134. The Mixed Mating System of Cryphonectria parasitica.
R. E. Marra and M. G. Milgroom. Department of Plant Pathology, Comell University, Ithaca NY.
Cryphonectria parasitica, the ascomycete that causes chestnut blight, has been shown in
laboratory crosses to conform to a heterothallic mating system. When perithecia were sampled
from North American populations, a significant portion (~25%) appeared to be the result of self-fertilization, suggesting a mixed mating system. Ascospores from a single perithecium were
considered the result of self-fertilization if there was no segregation at 5 to 7 vegetative
compatibility (vc) loci, 6 unlinked RFLP loci, and 8-15 (or more) unlinked fingerprinting loci.

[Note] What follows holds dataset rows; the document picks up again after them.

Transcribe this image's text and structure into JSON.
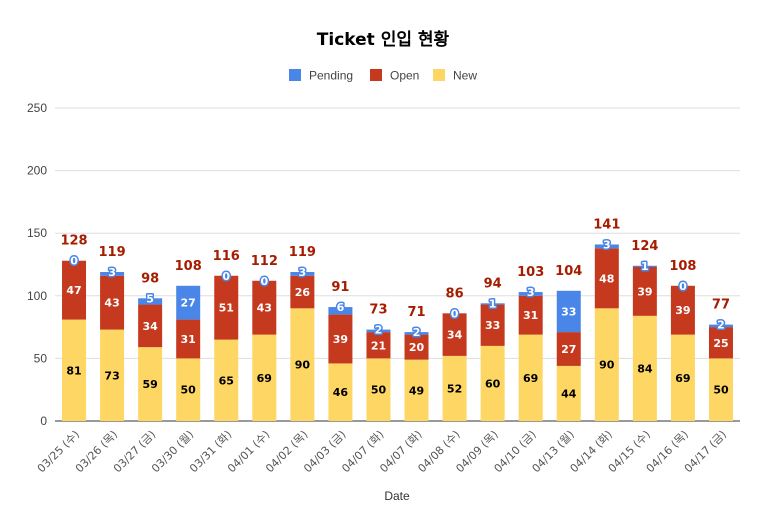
{
  "chart_data": {
    "type": "bar",
    "stacked": true,
    "title": "Ticket 인입 현황",
    "xlabel": "Date",
    "ylabel": "",
    "ylim": [
      0,
      250
    ],
    "yticks": [
      0,
      50,
      100,
      150,
      200,
      250
    ],
    "grid": true,
    "legend_position": "top",
    "categories": [
      "03/25 (수)",
      "03/26 (목)",
      "03/27 (금)",
      "03/30 (월)",
      "03/31 (화)",
      "04/01 (수)",
      "04/02 (목)",
      "04/03 (금)",
      "04/07 (화)",
      "04/07 (화)",
      "04/08 (수)",
      "04/09 (목)",
      "04/10 (금)",
      "04/13 (월)",
      "04/14 (화)",
      "04/15 (수)",
      "04/16 (목)",
      "04/17 (금)"
    ],
    "series": [
      {
        "name": "New",
        "color": "#fdd663",
        "values": [
          81,
          73,
          59,
          50,
          65,
          69,
          90,
          46,
          50,
          49,
          52,
          60,
          69,
          44,
          90,
          84,
          69,
          50
        ]
      },
      {
        "name": "Open",
        "color": "#c5391f",
        "values": [
          47,
          43,
          34,
          31,
          51,
          43,
          26,
          39,
          21,
          20,
          34,
          33,
          31,
          27,
          48,
          39,
          39,
          25
        ]
      },
      {
        "name": "Pending",
        "color": "#4a86e8",
        "values": [
          0,
          3,
          5,
          27,
          0,
          0,
          3,
          6,
          2,
          2,
          0,
          1,
          3,
          33,
          3,
          1,
          0,
          2
        ]
      }
    ],
    "legend_order": [
      "Pending",
      "Open",
      "New"
    ],
    "totals": [
      128,
      119,
      98,
      108,
      116,
      112,
      119,
      91,
      73,
      71,
      86,
      94,
      103,
      104,
      141,
      124,
      108,
      77
    ],
    "total_label_color": "#a61c00"
  }
}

However, progeny arrays from most putatively selfed perethecia segregate approx. 1:1 for mating
type, even though the maternl parents of these perithecia usually express only one or the other
mating type in the lab. Results from lab matings correlate 100% with southern hybridizations
using a C parasitica Mat-2-specific probe, a 280-bp conserved HMG domain. Although selfing in
the lab is rare, 5 individuals have selfed, and the progeny of lab selfs segregate for mating type,
based on both mating phenotype and HMG hybridizations. Most of our laboratory experiments
begin with single conidia, which are single-celled. We tested the hypothesis that the conidia of
individuals that can self are multinucleate by studying the conidia from three selfing strains. Two
thousand conidia from each of these three strains were examined using epifluorescent microscopy,
and we could not reject a null hypothesis that conidia are uninucleate. Additionally, no
segregation was observed for DNA fingerprints or the HMG domain in ten conidia from each of
these three strains, suggesting that mating type segregation does not occur somatically.
135. Isolation of compatible strains of Podospora anserina with the same mitochondrial rearrangement: analysis of the effects of sexual reproduction on mitochondrial inheritance and life span.
Margaret E. Silliker and Eric M. Nelson, DePaul University, Chicago, IL.
This lab has previously described a stop/start longevity mutant, Mn19, of Podospora
anserina. It is unusual in that it has a stable mitochondrial genome which is a rearrangement of
the wild type, juvenile, race A mitochondrial genome. The Mn19 genome consists of two non-overlapping circular molecules which most likely arose by recombination between short sequence
repeats. Attempts to transmit the Mn19 rearrangement to progeny for genetic analysis have
resulted in preferential inheritance of wild type genomes, even when wild type genomes are rare in
the mate (detected only at the level of PCR). In order test whether the process of sexual
reproduction was contributing to the restoration of the Mn19 mitochondrial genome we wanted
to cross the Mn19 mutant with itself. However, Mn19 was isolated as a monokaryotic strain of
the (+) mating type. Here we describe a confrontation cross where perithecia were produced
exclusively on the Mn19 side of the cross. Spores were isolated and the progeny were screened
by PCR in order to detect isolates with only the Mn19 rearrangement and the (-) mating type.
One such strain was identified and crossed with the original Mn19 strain. Wild type (un-rearranged) sequences have been amplified from the majority of the progeny, though the
rearrangement was transmitted to some strains. We are currently measuring the life span
phenotypes of these progeny.
136. Phylogeneties and evolution of mating type genes.
B. Gillian Turgeon, Cornell Univ. Ithaca, NY. and Mary Berbee, Univ. of British Columbia, Vancouver, BC.
We are exploring the evolution of reproductive strategies in sexual and asexual ascomycetes by comparing mating type (MAT) gene sequences. Although MAT sequences are powerful tools for molecular evolution studies, their usefulness has been limited by difficulties in cloning them from a wide array of fungi. We have developed an efficient PCR-based procedure for cloning MAT genes across genus lines from both sexual and asexual species. With MAT, ITS, and GPD sequence data we are inferring phylogenetic histories. Preliminary comparisons of distances among species pairs suggest that phylogenies from the three regions will be congruent. Trees from ITS sequences divide Cochliobolus species into two groups; one contains serious cereal pathogens like C. heterostrophus and C. carbonum and tends to have Bipolaris asexual states. In the second group, serious pathogens are lacking and Curvularia asexual states are common. Using the phylogeny, we will ask whether MAT genes have co-evolved with genes for primary metabolism. The fungi chosen for this study (Pleosporaceae) have different reproductive strategies, ie., sexual vs. asexual or homothallic (self fertile) vs. heterothallic (self sterile). As sequence data are accumulated we will ask if asexual species arise from sexual, if homothallics arise from heterothallics, and if MAT genes in sexual and asexual fungi are evolving at the same rate. Finally, because MAT-1 and MAT-2 genes never recombine (they are dissimilar sequences occupying the same genetic locus), each gene has a completely clonal phylogenetic history. Conflicting phylogenetic histories may suggest interspecific mating.